For the record, PG has absolutely no sympathy or concern for those who would steal books, electronic or physical. A book isn’t a loaf of bread required to sustain life in a desperate human. Stealing a book is stealing from whoever wrote the book.

If PG were king for the day, he might concoct a particularly gruesome penalty for anyone who steals from an author, hacker, crooked publisher, crooked literary agent, etc.

That said, “shrinkage” is regarded as a regrettable expense of doing business by almost every retailer selling goods ranging from peaches to socks to screwdrivers. Business plans for new retailers almost always include a provision for shrinkage.

Physical books have been stolen forever. Allowing customers to roam around bookstores looking at any book they like is fundamental to the business of such bookstores. Minimizing theft is one of the many reasons smart bookstore owners and employees watch customers carefully. Providing attentive service can increase store profits in many different ways.

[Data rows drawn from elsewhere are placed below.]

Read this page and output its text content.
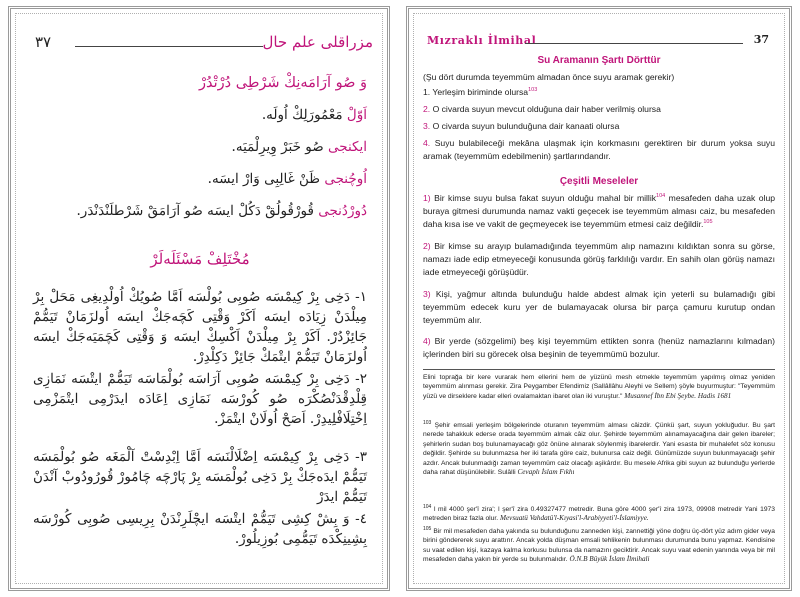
٣٧	مزراقلى علم حال
وَ صُو آرَامَەنِكْ شَرْطِى دُرْتْدُرْ
اَوّلْ مَعْمُورَلِكْ اُولَه.
ايكنجى صُو خَبَرْ وِيرِلْمَيَه.
اُوچُنجى ظَنْ غَالِبِى وَارْ ايسَه.
دُورْدُنجى قُورْقُولُقْ دَكُلْ ايسَه صُو آرَامَقْ شَرْطلَنْدَنْدَر.
مُخْتَلِفْ مَسْئَلَەلَرْ
١- دَخِى بِرْ كِيمْسَه صُوبِى بُولْسَه اَمَّا صُويُكْ اُولْدِيغِى مَحَلْ بِرْ مِيلْدَنْ زِيَادَه ايسَه اَكَرْ وَقْتِى كَچَەجَكْ ايسَه اُولزَمَانْ تَيَمُّمْ جَائِزْدُرْ. اَكَرْ بِرْ مِيلْدَنْ اَكْسِكْ ايسَه وَ وَقْتِى كَچَمَيَەجَكْ ايسَه اُولزَمَانْ تَيَمُّمْ ايتْمَكْ جَائِزْ دَكِلْدِرْ.
٢- دَخِى بِرْ كِيمْسَه صُوبِى آرَاسَه بُولْمَاسَه تَيَمُّمْ ايتْسَه نَمَازِى قِلْدِقْدَنْصُكْرَه صُو كُورْسَه نَمَازِى اِعَادَه ايدَرْمِى ايتْمَزْمِى اِخْتِلَافْلِيدِرْ. اَصَحْ اُولَانْ ايتْمَزْ.
٣- دَخِى بِرْ كِيمْسَه اِضْلَالْنَسَه اَمَّا اِبْدِسْتْ آلْمَغَه صُو بُولْمَسَه تَيَمُّمْ ايدَەجَكْ بِرْ دَخِى بُولْمَسَه بِرْ پَارْچَه چَامُورْ قُورُودُوبْ آنْدَنْ تَيَمُّمْ ايدَرْ
٤- وَ بِشْ كِشِى تَيَمُّمْ ايتْسَه ايچْلَرِنْدَنْ بِرِيسِى صُوبِى كُورْسَه بِشِينِكْدَه تَيَمُّمِى بُوزِيلُورْ.
Mızraklı İlmihal	37
Su Aramanın Şartı Dörttür
(Şu dört durumda teyemmüm almadan önce suyu aramak gerekir)
1. Yerleşim biriminde olursa$^{103}$
2. O civarda suyun mevcut olduğuna dair haber verilmiş olursa
3. O civarda suyun bulunduğuna dair kanaati olursa
4. Suyu bulabileceği mekâna ulaşmak için korkmasını gerektiren bir durum yoksa suyu aramak (teyemmüm edebilmenin) şartlarındandır.
Çeşitli Meseleler
1) Bir kimse suyu bulsa fakat suyun olduğu mahal bir millik$^{104}$ mesafeden daha uzak olup buraya gitmesi durumunda namaz vakti geçecek ise teyemmüm alması caiz, bu mesafeden daha kısa ise ve vakit de geçmeyecek ise teyemmüm etmesi caiz değildir.$^{105}$
2) Bir kimse su arayıp bulamadığında teyemmüm alıp namazını kıldıktan sonra su görse, namazı iade edip etmeyeceği konusunda görüş farklılığı vardır. En sahih olan görüş namazı iade etmeyeceği görüşüdür.
3) Kişi, yağmur altında bulunduğu halde abdest almak için yeterli su bulamadığı gibi teyemmüm edecek kuru yer de bulamayacak olursa bir parça çamuru kurutup ondan teyemmüm alır.
4) Bir yerde (sözgelimi) beş kişi teyemmüm ettikten sonra (henüz namazlarını kılmadan) içlerinden biri su görecek olsa beşinin de teyemmümü bozulur.
Elini toprağa bir kere vurarak hem ellerini hem de yüzünü mesh etmekle teyemmüm yapılmış olmaz yeniden teyemmüm alınması gerekir. Zira Peygamber Efendimiz (Sallâllâhu Aleyhi ve Sellem) şöyle buyurmuştur: "Teyemmüm yüzü ve dirseklere kadar elleri ovalamaktan ibaret olan iki vuruştur." Musannef İbn Ebi Şeybe. Hadis 1681
$^{103}$ Şehir emsali yerleşim bölgelerinde oturanın teyemmüm alması câizdir. Çünkü şart, suyun yokluğudur. Bu şart nerede tahakkuk ederse orada teyemmüm almak câiz olur. Şehirde teyemmüm alınamayacağına dair gelen ibareler; şehirlerin sudan boş bulunamayacağı göz önüne alınarak söylenmiş ibarelerdir. Yani esasta bir muhalefet söz konusu değildir. Şehirde su bulunmazsa her iki tarafa göre caiz, bulunursa caiz değil. Günümüzde suyun bulunmayacağı şehir azdır. Ancak bulunmadığı zaman teyemmüm caiz olacağı aşikârdır. Bu mesele Afrika gibi suyun az bulunduğu yerlerde daha rahat düşünülebilir. Sulâlli Cevaplı İslam Fıkhı
$^{104}$ l mil 4000 şer'î zira'; l şer'î zira 0.49327477 metredir. Buna göre 4000 şer'î zira 1973, 09908 metredir Yani 1973 metreden biraz fazla olur. Mevsuatü Vahdatü'l-Kıyasi'l-Arabiyyeti'l-İslamiyye.
$^{105}$ Bir mil mesafeden daha yakında su bulunduğunu zanneden kişi, zannettiği yöne doğru üç-dört yüz adım gider veya birini göndererek suyu arattırır. Ancak yolda düşman emsali tehlikenin bulunması durumunda bunu yapmaz. Kendisine su vaat edilen kişi, kazaya kalma korkusu bulunsa da namazını geciktirir. Ancak suyu vaat edenin yanında veya bir mil mesafeden daha yakın bir yerde su bulunmalıdır. Ö.N.B Büyük İslam İlmihali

End of harangue. PG blames Covid. Have a nice day.

8 thoughts on “Metazoa”

  1. Punctuation saves lives: Let’s Eat Grandma vs. Let’s eat, Grandma!

    If PG were king for the day, he might concoct a particularly gruesome penalty for anyone who steals from an author, hacker, crooked publisher, crooked literary agent, etc.

    No, No, No, No, No. If PG were king for the day, anyone who steals from a hacker, crooked publisher, or crooked literary agent would probably get away scot-free that day.

    If PG were King for a day, he might concoct a gruesome penalty for anyone who steals from an author. Hackers stealing author’s books, crooked publishers, and crooked literary agents, beware. PG would be gunning for you.

    Hurrah, PG! PG for king (for a day). -tc

  2. PG, you might well enjoy another very interesting biological sciences (for the layman) book I recently read: Some Assembly Required: Decoding Four Billion Years of Life, from Ancient Fossils to DNA (https://www.amazon.com/gp/product/B07RYHNGZY/ref=ppx_yo_dt_b_d_asin_title_o03?ie=UTF8&psc=1)

    It takes the reader through the process by which individual genes propagate in the full genome of critters from smallest to largest, and over evolutionary periods. Viruses embed inside the DNA and are defended against within the DNA by evolved counter processes, etc. I do keep up with this sort of thing, and I had never heard of lots of what he was describing.

  3. It is (or used to be, if cinemas don’t recover from the triple whammy of Covid + cheap big screen TVs + High quality streaming) common for certain movies to show up in theaters with zero advance reviews. Generally mediocre or worse movies where the studio hopes to recoup some of their costs from opening night attendance before word got out that the movie was not worth the ticket price.

    Generally it shows poor trust in the product that the creator prefers to trickery to capture whatever revenues they can from consumers willing to pay blindly.

    When it comes to books without free chapters or look inside, my default assumption is the publisher is afraid a look at the contents will be a deal killer. Which is enough for me to move along.

    • Good point about reviews, F.

      An old friend who I knew when he was working for a major metropolitan newspaper and wrote an occasional movie review said he was inundated by PR people from major movie studios who wanted him to come to a special press-only screening at a local theater, usually in the morning.

      (Yes, young people, I do remember the times when dinosaurs ruled the earth and there was no internet or DVDs or VCRs (remember those?). It was terribly difficult, but I somehow managed to survive.)